Dans les années à venir, la demande énergétique croissante causée par la rapidité de la croissance démographique (environ 2,5 % par an), de l’urbanisation et du développement économique exigera des mesures urgentes pour exploiter les immenses ressources énergétiques renouvelables de la région.

Il faut préciser que  « le taux d’accès à l’électricité dans la région est parmi le plus faible du monde, seulement 42 % de la population totale et 8 % des résidents ruraux étant desservis par le réseau. La région est confrontée à la vulnérabilité énergétique, à la volatilité des prix du pétrole et au manque de fiabilité des systèmes », a affirmé, un expert, participant sous l’anonymat.

Ensuite, la pauvreté énergétique et ses conséquences pour les économies locales et le développement social devraient être le défi prédominant pour l’Afrique de l’Ouest jusqu’en 2030. L’accès à l’électricité varie beaucoup : au Niger, le taux d’électrification atteint à peine 9 % (2001) alors que le Cap-Vert a pratiquement atteint l’objectif de l’accès universel.

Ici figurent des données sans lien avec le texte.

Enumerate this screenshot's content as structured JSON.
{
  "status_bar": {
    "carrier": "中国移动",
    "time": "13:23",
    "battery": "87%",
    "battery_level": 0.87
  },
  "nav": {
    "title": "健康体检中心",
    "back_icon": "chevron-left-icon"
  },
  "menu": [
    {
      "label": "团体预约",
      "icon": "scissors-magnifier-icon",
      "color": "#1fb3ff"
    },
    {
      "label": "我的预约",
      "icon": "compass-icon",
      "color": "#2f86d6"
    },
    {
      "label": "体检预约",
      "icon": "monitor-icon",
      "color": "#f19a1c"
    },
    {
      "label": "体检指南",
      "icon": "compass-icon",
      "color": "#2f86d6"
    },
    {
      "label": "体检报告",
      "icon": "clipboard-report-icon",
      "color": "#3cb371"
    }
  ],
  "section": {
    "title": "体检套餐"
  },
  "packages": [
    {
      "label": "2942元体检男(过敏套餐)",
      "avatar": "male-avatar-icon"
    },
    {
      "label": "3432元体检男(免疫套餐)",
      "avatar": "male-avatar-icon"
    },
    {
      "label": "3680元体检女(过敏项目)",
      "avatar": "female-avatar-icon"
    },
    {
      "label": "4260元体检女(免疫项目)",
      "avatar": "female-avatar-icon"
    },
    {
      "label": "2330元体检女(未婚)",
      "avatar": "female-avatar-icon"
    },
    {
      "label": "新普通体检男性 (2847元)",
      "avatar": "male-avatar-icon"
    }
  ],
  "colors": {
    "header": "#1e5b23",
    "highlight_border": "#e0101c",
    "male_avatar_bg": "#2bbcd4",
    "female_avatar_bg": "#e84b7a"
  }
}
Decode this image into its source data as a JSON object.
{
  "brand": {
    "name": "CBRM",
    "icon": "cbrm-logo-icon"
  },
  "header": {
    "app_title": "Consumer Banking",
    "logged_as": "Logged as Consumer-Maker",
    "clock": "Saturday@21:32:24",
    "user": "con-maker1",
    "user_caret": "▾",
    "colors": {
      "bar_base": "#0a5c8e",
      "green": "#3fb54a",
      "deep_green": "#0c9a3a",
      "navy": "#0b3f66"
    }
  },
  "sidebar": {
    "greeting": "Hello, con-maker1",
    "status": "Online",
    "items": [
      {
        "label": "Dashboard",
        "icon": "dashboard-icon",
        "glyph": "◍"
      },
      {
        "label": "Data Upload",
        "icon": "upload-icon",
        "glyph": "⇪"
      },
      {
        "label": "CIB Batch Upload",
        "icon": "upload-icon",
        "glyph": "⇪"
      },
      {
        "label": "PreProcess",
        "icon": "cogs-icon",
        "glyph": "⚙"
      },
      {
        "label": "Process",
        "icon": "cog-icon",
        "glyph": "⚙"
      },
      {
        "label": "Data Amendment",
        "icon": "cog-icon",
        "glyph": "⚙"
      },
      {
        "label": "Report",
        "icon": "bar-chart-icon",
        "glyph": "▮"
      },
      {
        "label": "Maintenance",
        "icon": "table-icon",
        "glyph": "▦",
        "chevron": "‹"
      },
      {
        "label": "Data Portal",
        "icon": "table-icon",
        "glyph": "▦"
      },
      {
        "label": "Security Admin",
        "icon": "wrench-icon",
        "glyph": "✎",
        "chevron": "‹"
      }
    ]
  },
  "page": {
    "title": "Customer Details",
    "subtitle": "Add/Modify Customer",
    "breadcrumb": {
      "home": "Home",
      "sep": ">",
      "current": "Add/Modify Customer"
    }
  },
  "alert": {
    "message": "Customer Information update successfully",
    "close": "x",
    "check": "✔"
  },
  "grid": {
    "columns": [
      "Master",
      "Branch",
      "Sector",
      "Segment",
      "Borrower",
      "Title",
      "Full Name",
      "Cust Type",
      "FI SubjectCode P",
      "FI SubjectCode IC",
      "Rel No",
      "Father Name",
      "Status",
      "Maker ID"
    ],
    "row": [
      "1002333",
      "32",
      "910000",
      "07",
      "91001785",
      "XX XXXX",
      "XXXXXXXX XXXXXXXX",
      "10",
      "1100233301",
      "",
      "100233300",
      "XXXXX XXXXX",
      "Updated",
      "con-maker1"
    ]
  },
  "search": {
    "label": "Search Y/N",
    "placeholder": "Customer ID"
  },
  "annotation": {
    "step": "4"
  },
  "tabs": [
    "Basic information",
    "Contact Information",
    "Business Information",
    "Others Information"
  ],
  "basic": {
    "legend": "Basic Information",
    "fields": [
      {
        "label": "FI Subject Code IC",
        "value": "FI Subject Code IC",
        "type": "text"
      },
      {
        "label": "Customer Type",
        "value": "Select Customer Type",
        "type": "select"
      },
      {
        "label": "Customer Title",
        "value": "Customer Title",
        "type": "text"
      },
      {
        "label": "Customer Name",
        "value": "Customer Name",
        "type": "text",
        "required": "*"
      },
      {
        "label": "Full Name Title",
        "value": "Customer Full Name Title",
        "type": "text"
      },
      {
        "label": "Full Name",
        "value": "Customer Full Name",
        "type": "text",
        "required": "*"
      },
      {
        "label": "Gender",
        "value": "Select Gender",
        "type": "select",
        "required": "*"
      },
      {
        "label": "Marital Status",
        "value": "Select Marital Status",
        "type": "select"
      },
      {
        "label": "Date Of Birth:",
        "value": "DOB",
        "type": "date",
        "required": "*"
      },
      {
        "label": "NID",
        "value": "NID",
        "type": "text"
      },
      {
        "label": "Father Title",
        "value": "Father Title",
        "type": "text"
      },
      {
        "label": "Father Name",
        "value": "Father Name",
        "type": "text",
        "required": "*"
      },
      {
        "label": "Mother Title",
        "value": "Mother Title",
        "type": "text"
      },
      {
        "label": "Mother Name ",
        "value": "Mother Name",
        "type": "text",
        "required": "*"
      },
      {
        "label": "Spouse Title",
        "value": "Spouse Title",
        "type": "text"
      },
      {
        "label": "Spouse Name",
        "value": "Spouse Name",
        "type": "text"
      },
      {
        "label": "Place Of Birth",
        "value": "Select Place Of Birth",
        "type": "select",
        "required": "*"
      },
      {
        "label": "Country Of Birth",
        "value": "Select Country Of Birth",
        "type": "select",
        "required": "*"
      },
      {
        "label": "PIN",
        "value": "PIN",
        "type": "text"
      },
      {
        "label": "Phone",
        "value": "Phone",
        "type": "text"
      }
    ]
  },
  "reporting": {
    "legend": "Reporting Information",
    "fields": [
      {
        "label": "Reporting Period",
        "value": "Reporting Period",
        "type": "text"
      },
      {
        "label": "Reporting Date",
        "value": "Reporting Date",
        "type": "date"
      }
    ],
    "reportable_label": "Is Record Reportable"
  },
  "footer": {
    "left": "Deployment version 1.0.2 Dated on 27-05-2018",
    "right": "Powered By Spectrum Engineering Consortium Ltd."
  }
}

 Les économies de l’Afrique de l’Ouest sont déjà confrontées aux effets du changement climatique et le seront davantage dans les décennies à venir. Il est donc de plus en plus urgent de réduire les émissions et d’encourager des mesures d’adaptation appropriées au niveau régional tout en s’attachant à atteindre les objectifs du développement durable. Compte tenu de la vulnérabilité de la région face au changement climatique, le besoin urgent en sources d’énergie fiables et abordables pose un dilemme aux responsables.

Notons qu’un potentiel hydroélectrique estimé à 23 000 MW est concentré dans 5 des 15 États Membres, dont seulement environ 16 % a été exploité. Selon les premières estimations, celui de la région représente environ 6 000 MW. De nombreuses formes d’énergie peuvent être exploitées. Et par la suite la CEDEAO fait partie des plus fervents partisans de l’initiative SE4All qui vise à aider les États Membres à sortir de la pauvreté énergétique et met en œuvre un certain nombre d’initiatives pour atteindre les objectifs fixés.